Hoje mesmo, ouvindo "I wanna be sedated", dos Ramones, me deparei com a frase: "...nothing to do, nowhere to go...I wanna be sedated!...", ao mesmo tempo de uma batida punk rock insuportavelmente boa. Fiquei pensando: isso num filme acaba com a cabeça de alguém! Me deixem exagerar, porque essa música dava uma boa cena de tédio (se é que já não deu), daquelas de filminho adolescente, com um carinha se retorcendo na poltrona e mofando em casa por causa de algum fato com importância crucial no roteiro e que tem, agora, suas conseqüências mostradas.

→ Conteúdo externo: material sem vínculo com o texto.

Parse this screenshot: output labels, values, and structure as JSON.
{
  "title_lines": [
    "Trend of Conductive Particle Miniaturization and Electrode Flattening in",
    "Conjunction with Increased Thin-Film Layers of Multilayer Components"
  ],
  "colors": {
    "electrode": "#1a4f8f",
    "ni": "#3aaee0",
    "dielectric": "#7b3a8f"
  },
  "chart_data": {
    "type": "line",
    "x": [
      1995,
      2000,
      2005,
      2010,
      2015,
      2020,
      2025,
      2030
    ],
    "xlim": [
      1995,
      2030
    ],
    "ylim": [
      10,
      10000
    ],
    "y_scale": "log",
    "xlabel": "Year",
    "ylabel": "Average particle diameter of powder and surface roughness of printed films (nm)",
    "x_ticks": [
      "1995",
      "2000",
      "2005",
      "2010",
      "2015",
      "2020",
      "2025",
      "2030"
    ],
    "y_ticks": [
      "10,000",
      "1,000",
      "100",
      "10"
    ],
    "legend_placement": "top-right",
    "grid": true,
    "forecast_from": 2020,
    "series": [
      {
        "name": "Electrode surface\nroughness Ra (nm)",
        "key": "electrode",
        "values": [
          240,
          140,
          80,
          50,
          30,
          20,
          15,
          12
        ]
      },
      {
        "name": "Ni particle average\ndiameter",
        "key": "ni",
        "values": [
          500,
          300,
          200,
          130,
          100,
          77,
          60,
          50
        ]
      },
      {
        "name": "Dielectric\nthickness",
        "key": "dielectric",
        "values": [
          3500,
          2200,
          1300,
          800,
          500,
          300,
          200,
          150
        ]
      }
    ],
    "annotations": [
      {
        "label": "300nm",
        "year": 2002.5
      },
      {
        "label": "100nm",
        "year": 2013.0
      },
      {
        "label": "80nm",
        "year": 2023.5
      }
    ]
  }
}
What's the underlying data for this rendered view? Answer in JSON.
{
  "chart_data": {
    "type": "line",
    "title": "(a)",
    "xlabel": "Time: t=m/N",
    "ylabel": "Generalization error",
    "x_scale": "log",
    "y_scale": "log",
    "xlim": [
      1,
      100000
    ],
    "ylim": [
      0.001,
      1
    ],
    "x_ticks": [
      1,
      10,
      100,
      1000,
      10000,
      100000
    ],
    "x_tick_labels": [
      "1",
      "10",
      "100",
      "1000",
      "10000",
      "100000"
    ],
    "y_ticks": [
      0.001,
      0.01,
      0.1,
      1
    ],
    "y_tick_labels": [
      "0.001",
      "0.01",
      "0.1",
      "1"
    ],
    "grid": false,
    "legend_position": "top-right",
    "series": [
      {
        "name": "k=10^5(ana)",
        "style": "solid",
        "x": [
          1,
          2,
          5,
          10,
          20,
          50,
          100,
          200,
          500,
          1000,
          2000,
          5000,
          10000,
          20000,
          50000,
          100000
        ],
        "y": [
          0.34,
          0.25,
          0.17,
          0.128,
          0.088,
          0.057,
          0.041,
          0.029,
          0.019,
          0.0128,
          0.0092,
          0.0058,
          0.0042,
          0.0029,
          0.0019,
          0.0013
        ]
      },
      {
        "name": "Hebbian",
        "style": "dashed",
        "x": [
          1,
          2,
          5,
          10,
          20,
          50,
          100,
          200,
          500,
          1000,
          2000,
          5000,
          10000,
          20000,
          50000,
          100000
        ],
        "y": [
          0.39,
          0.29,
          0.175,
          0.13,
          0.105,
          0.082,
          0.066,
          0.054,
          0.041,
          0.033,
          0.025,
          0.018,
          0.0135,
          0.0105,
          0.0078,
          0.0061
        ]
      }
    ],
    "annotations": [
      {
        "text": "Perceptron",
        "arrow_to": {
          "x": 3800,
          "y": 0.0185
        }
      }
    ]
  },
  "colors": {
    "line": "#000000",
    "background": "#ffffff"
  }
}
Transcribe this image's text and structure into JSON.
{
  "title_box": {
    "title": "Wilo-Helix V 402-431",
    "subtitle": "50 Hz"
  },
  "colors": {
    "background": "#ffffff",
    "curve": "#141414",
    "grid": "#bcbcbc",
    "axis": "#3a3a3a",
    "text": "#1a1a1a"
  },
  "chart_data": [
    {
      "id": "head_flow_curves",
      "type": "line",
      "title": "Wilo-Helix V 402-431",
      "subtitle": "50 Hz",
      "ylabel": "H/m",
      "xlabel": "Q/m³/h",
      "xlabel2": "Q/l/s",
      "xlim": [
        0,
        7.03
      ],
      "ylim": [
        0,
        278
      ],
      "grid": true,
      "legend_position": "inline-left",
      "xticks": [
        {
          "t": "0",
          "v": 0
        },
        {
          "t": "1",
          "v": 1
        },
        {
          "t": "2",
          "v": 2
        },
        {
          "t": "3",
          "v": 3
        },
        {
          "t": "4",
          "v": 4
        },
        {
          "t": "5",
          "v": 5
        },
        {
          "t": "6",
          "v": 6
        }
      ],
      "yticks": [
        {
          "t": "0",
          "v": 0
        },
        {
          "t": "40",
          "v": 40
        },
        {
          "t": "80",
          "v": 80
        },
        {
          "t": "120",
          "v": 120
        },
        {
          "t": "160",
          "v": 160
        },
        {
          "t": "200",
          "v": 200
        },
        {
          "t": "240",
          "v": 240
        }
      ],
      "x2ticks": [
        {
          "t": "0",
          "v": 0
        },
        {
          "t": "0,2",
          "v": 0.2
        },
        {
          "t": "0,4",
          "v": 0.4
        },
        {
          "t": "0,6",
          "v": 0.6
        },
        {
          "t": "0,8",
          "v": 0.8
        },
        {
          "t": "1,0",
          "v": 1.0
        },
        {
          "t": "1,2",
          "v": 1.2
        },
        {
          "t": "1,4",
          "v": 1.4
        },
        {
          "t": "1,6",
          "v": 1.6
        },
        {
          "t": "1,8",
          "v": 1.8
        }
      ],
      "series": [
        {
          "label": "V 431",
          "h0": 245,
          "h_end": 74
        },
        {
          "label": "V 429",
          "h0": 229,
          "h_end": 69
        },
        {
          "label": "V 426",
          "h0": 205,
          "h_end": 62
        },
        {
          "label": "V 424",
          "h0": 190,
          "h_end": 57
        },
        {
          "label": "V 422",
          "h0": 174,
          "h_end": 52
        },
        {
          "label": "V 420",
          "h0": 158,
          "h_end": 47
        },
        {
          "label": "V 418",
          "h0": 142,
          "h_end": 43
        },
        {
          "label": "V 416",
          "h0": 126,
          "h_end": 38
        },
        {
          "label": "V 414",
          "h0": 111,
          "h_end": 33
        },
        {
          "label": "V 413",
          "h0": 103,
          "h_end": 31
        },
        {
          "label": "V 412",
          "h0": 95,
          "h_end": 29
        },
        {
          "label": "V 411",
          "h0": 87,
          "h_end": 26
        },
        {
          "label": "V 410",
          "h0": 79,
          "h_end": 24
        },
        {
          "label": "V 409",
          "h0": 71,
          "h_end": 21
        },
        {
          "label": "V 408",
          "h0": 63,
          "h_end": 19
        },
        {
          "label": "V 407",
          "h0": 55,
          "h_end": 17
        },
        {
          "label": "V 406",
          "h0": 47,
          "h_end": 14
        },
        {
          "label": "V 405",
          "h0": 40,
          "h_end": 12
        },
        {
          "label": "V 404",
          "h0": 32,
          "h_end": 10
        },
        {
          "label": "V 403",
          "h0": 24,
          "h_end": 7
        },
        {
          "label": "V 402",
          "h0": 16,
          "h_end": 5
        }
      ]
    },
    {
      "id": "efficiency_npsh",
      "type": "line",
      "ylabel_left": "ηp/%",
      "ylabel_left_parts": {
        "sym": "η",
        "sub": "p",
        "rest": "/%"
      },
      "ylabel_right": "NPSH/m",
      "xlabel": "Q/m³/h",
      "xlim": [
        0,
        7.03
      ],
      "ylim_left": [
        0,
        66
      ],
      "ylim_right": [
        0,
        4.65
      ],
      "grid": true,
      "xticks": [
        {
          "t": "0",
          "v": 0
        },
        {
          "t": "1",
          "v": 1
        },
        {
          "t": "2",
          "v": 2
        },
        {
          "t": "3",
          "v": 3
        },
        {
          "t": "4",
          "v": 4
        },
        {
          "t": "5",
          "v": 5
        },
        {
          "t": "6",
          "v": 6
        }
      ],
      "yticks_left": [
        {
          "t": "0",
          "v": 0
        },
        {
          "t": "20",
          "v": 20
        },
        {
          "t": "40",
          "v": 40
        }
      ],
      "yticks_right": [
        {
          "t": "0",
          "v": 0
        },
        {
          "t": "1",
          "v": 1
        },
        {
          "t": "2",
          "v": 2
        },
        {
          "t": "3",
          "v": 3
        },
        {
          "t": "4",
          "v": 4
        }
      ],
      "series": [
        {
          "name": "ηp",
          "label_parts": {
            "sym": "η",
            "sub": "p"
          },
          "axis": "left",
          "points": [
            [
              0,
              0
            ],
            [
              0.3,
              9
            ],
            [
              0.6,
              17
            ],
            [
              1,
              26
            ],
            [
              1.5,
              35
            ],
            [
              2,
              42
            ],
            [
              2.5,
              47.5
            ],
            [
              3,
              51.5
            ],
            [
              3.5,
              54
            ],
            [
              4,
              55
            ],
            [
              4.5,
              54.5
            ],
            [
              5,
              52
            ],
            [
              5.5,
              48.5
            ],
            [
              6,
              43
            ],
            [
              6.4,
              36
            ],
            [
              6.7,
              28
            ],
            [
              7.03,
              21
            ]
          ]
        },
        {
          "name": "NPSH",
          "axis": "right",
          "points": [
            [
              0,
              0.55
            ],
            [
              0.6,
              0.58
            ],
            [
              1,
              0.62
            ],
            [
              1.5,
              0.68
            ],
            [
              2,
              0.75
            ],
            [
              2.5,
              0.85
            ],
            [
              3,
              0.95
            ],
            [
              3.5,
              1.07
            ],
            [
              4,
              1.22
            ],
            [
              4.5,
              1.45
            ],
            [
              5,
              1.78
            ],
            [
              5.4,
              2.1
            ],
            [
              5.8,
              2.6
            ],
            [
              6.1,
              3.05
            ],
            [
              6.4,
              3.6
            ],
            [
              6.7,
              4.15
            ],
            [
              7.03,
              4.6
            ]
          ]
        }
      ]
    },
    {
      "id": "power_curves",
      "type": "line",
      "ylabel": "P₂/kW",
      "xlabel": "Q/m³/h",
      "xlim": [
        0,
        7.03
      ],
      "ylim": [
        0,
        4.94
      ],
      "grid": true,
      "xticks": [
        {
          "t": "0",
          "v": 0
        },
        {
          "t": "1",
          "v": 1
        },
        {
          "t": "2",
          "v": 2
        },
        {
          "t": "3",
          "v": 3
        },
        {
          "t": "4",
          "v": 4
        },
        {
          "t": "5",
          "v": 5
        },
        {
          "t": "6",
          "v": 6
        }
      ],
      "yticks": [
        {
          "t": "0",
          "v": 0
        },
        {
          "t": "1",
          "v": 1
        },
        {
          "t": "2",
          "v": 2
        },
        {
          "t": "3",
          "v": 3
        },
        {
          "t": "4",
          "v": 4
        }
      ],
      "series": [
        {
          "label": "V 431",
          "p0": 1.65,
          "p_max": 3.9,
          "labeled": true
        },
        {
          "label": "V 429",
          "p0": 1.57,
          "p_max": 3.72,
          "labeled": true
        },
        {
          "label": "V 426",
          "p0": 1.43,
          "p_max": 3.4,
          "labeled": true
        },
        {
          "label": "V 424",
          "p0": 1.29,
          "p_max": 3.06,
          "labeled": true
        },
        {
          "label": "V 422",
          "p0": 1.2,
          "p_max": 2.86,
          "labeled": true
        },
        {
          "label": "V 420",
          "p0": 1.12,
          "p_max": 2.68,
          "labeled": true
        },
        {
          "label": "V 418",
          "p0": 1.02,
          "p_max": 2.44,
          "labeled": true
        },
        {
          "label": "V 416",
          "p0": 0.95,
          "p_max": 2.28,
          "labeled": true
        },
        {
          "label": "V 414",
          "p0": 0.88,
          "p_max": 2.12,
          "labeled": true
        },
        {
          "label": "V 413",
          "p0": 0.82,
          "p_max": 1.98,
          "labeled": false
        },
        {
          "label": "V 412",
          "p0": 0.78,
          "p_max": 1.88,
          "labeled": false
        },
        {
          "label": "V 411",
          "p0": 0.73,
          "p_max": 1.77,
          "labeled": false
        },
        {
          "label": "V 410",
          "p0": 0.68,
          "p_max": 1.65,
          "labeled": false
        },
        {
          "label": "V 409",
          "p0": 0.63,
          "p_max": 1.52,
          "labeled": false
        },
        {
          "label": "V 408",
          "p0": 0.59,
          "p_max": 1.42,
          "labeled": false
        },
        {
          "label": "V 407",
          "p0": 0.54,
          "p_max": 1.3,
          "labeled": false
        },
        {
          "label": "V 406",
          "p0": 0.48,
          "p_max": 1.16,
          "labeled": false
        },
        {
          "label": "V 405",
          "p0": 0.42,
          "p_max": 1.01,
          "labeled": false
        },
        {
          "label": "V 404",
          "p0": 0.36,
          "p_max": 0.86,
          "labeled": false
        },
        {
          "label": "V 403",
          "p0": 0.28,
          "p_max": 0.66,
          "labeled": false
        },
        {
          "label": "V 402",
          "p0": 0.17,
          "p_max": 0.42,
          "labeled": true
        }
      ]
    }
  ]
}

P***, como assim? Até uma cena deprimente vira emocionante no cinema. Isso, sim, é humilhante. Devia vir com uma tarja: "Atenção! Não tente fazer isso em casa!" - os danos psicológicos seriam irreversíveis.

É claro que, de tudo isso, dane-se aquela história de reflexão sobre o cinema realidade, cinema verdade blá blá blá... Não tenho pretensão nenhuma nem desejo de que essas cenas com emoção superfaturada sejam abolidas dos filmes. Pelo contrário; se ele existe e consegue tornar mais interessante algo banal, que bom. Pelo menos em parte. Ou pelo menos talvez na tela a gente perceba coisas imperceptíveis na vida real. Será? Vai saber.

Nosso único consolo é que, ao repetir a cena na vida real, o roteiro não fica ridiculamente previsível.